Por serem músicos de sucesso, Osvaldir e Carlos Magrão já rodaram muito por este Brasil, sempre levando as canções do Rio Grande para vários Estados e as mais diversas cidades. Mas um desses espetáculos foi muito especial e os dois queriam voltar e cantar para uma platéia muito especial formado por músicos e apreciadores da música erudita: o Festival de Inverno da UFSM, em Vale Vêneto. E foi isto que aconteceu na última terça-feira, quando arrebataram o público com interpretações acústicas de sua música.
“Aquele show de 2008 no Festival de Inverno da UFSM foi um dos melhores de nossa carreira. Fizemos um espetáculo acústico, mais íntimo, só com gaita e violão. E aí, percebemos que poderíamos cantar aquelas músicas que gostamos e não poderíamos tocar nos grandes shows. Foi emocionante. Queríamos voltar, só faltava a oportunidade e ela chegou hoje (terça-feira) novamente”, enfatizou Osvaldir.
Em Vale Vêneto, a dupla aproveitou para apresentar ao público especializado do festival o seu mais novo trabalho: o CD “Clássicos”, que resgata as canções vencedoras dos grandes festivais da música gaúcha de todos os tempos como Veterano, Romance da Tafona, Pealo de Sangue, Orelhano, Sabe Moço e Negro da Gaita, entre outras. Todas cantadas com aquele estilo peculiar que consagrou a dupla e a tornou famosa em todo Brasil.

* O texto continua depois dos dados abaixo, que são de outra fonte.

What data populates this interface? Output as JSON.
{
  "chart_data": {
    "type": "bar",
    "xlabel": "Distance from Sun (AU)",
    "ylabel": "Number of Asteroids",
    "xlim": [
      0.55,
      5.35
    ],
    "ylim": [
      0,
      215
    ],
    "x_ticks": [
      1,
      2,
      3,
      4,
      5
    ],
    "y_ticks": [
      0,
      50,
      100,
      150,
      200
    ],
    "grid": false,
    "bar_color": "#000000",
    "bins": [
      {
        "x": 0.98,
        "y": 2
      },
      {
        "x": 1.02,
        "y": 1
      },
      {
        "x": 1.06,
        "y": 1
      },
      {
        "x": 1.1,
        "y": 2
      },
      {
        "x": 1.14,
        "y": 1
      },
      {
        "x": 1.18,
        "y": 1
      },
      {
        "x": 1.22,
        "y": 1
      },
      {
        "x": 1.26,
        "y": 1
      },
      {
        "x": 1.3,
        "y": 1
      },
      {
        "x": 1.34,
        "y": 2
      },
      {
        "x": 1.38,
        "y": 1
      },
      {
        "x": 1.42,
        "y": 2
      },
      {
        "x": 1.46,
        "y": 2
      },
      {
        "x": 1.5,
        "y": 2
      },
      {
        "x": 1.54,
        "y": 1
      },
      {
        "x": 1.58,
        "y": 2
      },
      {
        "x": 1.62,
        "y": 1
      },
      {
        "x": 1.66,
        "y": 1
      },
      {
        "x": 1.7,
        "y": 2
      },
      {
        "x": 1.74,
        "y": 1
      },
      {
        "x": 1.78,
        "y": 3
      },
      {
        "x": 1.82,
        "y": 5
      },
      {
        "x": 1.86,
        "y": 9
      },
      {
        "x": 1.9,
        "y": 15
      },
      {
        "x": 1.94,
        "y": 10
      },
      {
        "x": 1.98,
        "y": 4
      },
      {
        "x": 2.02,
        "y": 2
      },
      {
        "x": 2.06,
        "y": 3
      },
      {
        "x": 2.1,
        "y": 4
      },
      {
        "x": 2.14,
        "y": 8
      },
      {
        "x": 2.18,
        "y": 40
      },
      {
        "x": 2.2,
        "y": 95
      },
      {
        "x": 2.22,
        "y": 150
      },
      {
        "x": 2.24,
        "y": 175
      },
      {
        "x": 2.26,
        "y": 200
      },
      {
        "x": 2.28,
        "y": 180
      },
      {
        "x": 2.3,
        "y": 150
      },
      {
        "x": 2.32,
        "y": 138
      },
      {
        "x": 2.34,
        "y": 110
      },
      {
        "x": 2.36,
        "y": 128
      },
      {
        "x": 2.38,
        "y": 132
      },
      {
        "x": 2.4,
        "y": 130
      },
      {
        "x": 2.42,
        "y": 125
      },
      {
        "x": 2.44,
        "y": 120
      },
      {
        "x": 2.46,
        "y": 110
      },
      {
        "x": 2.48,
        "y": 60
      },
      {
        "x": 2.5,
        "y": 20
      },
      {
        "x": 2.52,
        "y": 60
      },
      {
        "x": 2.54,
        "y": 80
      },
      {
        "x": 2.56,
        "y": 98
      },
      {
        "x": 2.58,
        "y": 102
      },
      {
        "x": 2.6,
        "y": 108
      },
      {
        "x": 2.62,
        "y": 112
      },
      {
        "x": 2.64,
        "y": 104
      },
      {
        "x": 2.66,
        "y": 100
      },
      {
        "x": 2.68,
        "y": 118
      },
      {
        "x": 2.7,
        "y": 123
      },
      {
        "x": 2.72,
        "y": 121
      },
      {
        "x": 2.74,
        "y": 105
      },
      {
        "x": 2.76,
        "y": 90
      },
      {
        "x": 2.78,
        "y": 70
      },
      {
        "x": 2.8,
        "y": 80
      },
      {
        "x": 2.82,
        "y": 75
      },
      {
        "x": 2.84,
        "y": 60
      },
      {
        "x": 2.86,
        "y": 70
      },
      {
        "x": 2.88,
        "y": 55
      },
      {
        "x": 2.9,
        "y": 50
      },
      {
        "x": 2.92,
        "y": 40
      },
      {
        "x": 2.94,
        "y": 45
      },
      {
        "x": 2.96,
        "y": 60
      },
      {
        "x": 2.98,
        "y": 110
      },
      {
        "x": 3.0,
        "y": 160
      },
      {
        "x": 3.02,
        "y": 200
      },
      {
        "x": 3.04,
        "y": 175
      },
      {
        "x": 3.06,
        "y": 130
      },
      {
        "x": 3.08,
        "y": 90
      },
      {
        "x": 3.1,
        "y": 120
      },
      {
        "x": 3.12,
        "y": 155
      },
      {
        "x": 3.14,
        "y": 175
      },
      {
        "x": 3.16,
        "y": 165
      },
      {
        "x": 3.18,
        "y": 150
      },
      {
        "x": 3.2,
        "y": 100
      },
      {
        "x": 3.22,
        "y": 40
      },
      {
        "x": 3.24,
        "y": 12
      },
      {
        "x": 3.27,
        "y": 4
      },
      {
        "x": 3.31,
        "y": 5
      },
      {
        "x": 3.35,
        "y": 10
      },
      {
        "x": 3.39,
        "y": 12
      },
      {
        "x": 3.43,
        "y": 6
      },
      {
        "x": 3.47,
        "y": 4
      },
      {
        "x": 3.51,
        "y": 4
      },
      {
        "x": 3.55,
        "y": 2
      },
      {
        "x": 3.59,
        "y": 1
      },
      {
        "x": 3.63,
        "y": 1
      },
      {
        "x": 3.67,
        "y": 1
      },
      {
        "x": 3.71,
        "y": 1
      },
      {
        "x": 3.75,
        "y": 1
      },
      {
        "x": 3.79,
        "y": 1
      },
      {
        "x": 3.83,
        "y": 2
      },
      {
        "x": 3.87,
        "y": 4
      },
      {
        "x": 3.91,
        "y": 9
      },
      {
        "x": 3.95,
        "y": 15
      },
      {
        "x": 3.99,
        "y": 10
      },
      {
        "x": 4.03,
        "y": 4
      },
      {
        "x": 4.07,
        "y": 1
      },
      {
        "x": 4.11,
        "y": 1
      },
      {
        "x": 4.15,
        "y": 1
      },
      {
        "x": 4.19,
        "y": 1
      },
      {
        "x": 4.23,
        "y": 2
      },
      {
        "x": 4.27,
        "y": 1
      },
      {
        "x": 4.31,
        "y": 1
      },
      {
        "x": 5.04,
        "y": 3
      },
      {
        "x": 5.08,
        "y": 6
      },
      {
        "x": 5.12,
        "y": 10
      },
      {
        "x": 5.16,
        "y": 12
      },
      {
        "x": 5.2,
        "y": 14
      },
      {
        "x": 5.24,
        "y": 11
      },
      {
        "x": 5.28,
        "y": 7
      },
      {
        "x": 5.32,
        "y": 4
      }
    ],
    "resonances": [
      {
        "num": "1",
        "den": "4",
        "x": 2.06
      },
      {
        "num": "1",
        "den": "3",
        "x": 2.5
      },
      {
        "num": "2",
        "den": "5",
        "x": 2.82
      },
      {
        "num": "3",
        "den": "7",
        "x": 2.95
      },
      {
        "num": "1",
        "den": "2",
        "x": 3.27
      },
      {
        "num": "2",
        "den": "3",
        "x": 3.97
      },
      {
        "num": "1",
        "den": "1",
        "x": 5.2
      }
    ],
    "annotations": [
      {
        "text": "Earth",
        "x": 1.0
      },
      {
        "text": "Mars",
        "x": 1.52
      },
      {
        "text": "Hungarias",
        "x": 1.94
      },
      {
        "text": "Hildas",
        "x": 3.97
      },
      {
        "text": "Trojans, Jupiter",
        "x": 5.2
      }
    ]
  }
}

Outro projeto de Osvaldir e Carlos Magrão, que logo chegará às lojas, é a gravação de um DVD para comemorar os 25 anos de carreira. “O DVD será gravado em setembro ou outubro no auditório da universidade de Ijuí. A direção será do Teddy Correa em parceria com o santa-mariense René Goya. Já convidamos, como participação especial, o Sergio Reis e o Zezé de Camargo e o Luciano. Os três já aceitaram, falta apenas marcar a data conforme a lotada agendas de nossos amigos”, disse Carlos Magrão.
Questionados sobre como eles viam e sentiam a música gaúcha nesses últimos tempos, foram taxativos: “O sertanejo universitário veio com tudo e tomou conta do mercado fonográfico brasileiro”, ressaltou Osvaldir e foi completado por Magrão: “Já vimos até mesmo músicos gaúchos consagrados irem para outros estados para tocar sertanejo e sobreviverem de música. A música gaúcha esta perdendo espaço. Nós estamos bem e vivendo dela porque, afinal, temos 25 anos de estrada, 14 CDs e somos conhecidos em Mato Grosso, Paraná, São Paulo, Santa Catarina, além do Rio Grande do Sul”.
O certo é que ouvir Osvaldir e Carlos Magrão é escutar o Rio Grande de hoje, do gaúcho que cultiva suas tradições, mas usa calças jeans. Do rio-grandense que se orgulha do seu passado, mas olha para o futuro sem preconceitos ou bairrismos extremados. Afinal, as canções dessa dupla são músicas para o gaúcho cantar.